Description and research notes
This 1962 National Commercial Bank of Scotland Limited 5 Pounds photographic back proof preserves the Edinburgh Castle reverse design that belongs to the visual development of the bank's early 1960s 5 Pounds issue. The proof is cataloged here as Pick Unlisted and stands as a separate production artifact for the reverse side of the design, centered on Scotland's capital rather than on the legal and textual structure of the face.
The composition is built around Edinburgh Castle and the surrounding city architecture, with the fortress rising above the neoclassical buildings and urban landscape below. This was a deliberate institutional image. For a Scottish commercial banknote, Edinburgh Castle gave the back design an immediate national reference, combining historical authority, capital-city identity, and financial permanence in a single engraved scene.
The oval watermark reserve is especially important in this design. In the issued Pick 272a note, that same area carries the Man's Head watermark, visible through the paper when backlit. The proof therefore does more than show a scenic reverse: it shows how the engraved city view, empty watermark window, denomination counters, and border structure were arranged around the physical security feature that would appear in the finished note.

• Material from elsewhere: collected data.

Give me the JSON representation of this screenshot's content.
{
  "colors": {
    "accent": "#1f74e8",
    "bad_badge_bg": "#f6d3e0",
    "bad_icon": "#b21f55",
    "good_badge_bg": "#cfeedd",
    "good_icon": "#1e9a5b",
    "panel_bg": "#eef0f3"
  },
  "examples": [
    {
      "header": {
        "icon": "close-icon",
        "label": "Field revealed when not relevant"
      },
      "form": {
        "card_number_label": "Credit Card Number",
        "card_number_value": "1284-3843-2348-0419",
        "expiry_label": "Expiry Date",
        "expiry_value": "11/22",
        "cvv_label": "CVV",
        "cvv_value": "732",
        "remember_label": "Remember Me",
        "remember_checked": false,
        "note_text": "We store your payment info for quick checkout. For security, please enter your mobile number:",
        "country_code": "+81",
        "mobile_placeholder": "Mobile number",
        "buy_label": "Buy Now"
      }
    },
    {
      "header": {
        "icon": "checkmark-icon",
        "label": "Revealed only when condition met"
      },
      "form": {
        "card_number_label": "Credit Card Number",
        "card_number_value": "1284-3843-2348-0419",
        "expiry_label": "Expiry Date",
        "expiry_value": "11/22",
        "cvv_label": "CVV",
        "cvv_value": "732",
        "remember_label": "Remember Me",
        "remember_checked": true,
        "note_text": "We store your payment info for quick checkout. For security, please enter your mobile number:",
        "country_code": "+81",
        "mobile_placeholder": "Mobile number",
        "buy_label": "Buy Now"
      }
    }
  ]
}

This proof belongs naturally beside the issued 1966 Pick 272a example. The issued note shows the complete banknote, with face, date, serial number, signatures, printer, watermark, and the finished Edinburgh reverse. This photographic proof isolates the back design before that full banknote structure is assembled, allowing the reverse to be studied as an approved visual and technical component in its own right.
The mounted card-stock format places the piece within a production, review, or archival context. It presents the reverse image as a working design object, suitable for evaluating the strength of the vignette, the balance of the border, the placement of the denomination panels, and the relationship between engraving and watermark reserve.
As a photographic proof connected to the final Pick 272a reverse, this piece documents the design process behind one of the National Commercial Bank of Scotland Limited's last pre-decimal 5 Pounds issues. PCGS grades the proof 55 Choice About New, and its unlisted status supports its importance as a rare surviving production artifact for Scottish private-bank note design.